Nous sommes à présent accoutumé à l’aptitude de Cézanne à éluder nos tentatives d’imposer un ordre sur son œuvre – son inventivité devançant les efforts de la critique – mais on n’est préparé ni à l’expression ni au style de ce tableau. Il doit avoir été peint entre le Portrait de l’artiste au chapeau de paille et celui à la barbe grisonnante (R385-FWN444), mais il est impossible d’être plus précis. Vu le manque de vitalité du modèle, il semble bien être le portrait d’un bien plus vieil homme aux prises avec l’adversité ; un sentiment d’acceptation ou de résignation, est évident (ce qui a suscité naturellement une comparaison avec les autoportraits de Rembrandt âgé[1]). Mais le peintre avait seulement quarante ans selon la datation de Rewald, et moins de quarante selon la mienne, et quoi qu’il en soit il réapparaîtra vigoureux dans les autoportraits ultérieurs ; aussi l’effet réalisé ici n’est pas censé montrer l’âge mais une disposition passagère ou une image de soi, et ce délibérément, en reliant la tête à la veste et en supprimant des traits. Après un examen prolongé, le tableau se donne à voir comme l’étude réfléchie de la structure d’un visage plus que comme le compte-rendu impulsif d’une humeur. Par exemple, le col est relevé et la tête semble s’abriter derrière lui, si bien que le visage, par ailleurs remarquable, rapetisse et semble timide ; la barbe est peinte en bataille, à peine distincte de la veste, comme si elle aussi devait aider à cacher la tête dans le col, et la bouche est masquée par une moustache qui a trop poussé (cependant, une partie de la moustache a des couleurs plus claires pour dégager le haut du visage). La peinture noire enlevée par grattage à l’épaule, et le fond sombre, qui passe du gris au marron, nous aident à mieux voir le visage éclatant de lumière, où s’est concentré le travail du peintre et où l’on est d’autant plus à même d’apprécier le raffinement du modelé. Cézanne ne peint ni sourcils, ni cils, ni bouche, comme pour se démunir de toute marque expressive par laquelle on le reconnaît, et il fait apparaître ses yeux petits et fatigués.

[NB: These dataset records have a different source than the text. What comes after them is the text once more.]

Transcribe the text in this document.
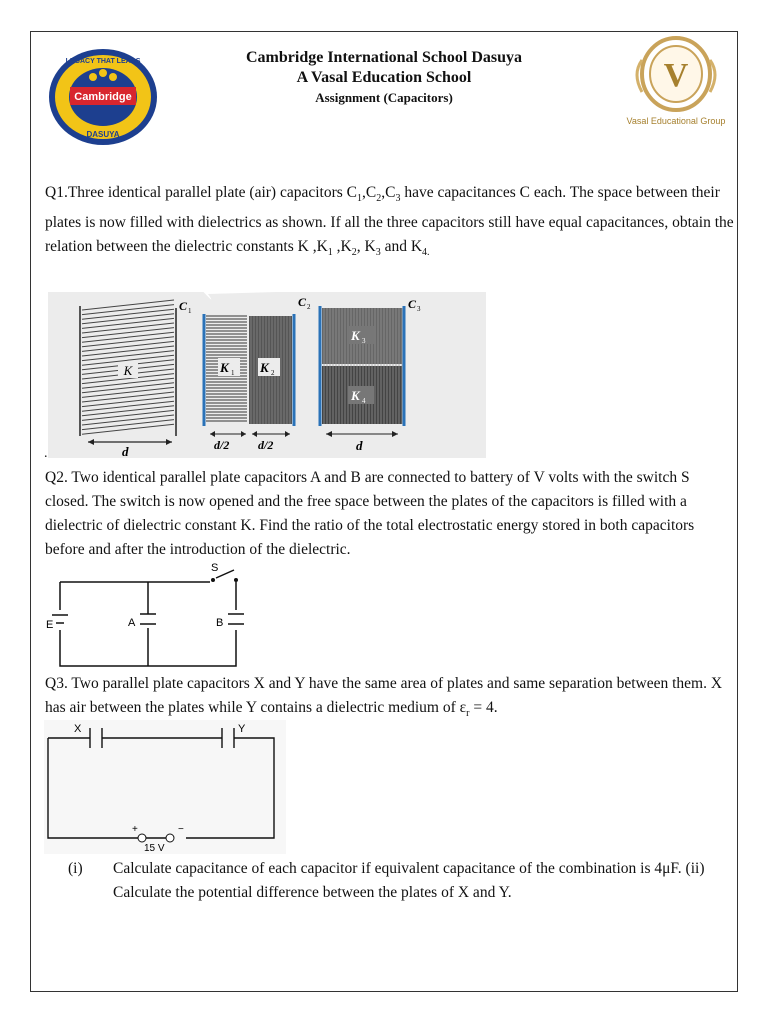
Cambridge
LEGACY THAT LEADS
DASUYA
V
Vasal Educational Group
Cambridge International School Dasuya
A Vasal Education School
Assignment (Capacitors)
Q1.Three identical parallel plate (air) capacitors $C_1,C_2,C_3$ have capacitances C each. The space between their plates is now filled with dielectrics as shown. If all the three capacitors still have equal capacitances, obtain the relation between the dielectric constants K $,K_1$ $,K_2$, $K_3$ and $K_{4.}$
K
d
C 1
K 1 K 2
d/2 d/2
C 2
K 3
K 4
d
C 3
.
Q2. Two identical parallel plate capacitors A and B are connected to battery of V volts with the switch S closed. The switch is now opened and the free space between the plates of the capacitors is filled with a dielectric of dielectric constant K. Find the ratio of the total electrostatic energy stored in both capacitors before and after the introduction of the dielectric.
E	A	B
S
Q3. Two parallel plate capacitors X and Y have the same area of plates and same separation between them. X has air between the plates while Y contains a dielectric medium of $\varepsilon_r = 4$.
X	Y
+	−
15 V
(i) Calculate capacitance of each capacitor if equivalent capacitance of the combination is 4μF. (ii) Calculate the potential difference between the plates of X and Y.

Ce qui est remarquable dans ce tableau c’est peut-être la sincérité du traitement, son manque de démonstration. Au premier abord, le modelé du visage semble très proche du portrait contemporain de Choquet (R461-FWN453), avec ses accents de couleur rouge aux mêmes endroits ; il est en fait moins laborieux et plus sûr. En omettant les sourcils, Cézanne s’est obligé à soigner le modelé plus encore que d’habitude ; il s’est mis au défi de garder au visage son caractère sans s’appuyer sur ses traits à expressivité évidente. Pleinement confiant en ses possibilités, il a réussi, à mon avis, un portrait techniquement maîtrisé et qui en même temps évoque un état d’esprit.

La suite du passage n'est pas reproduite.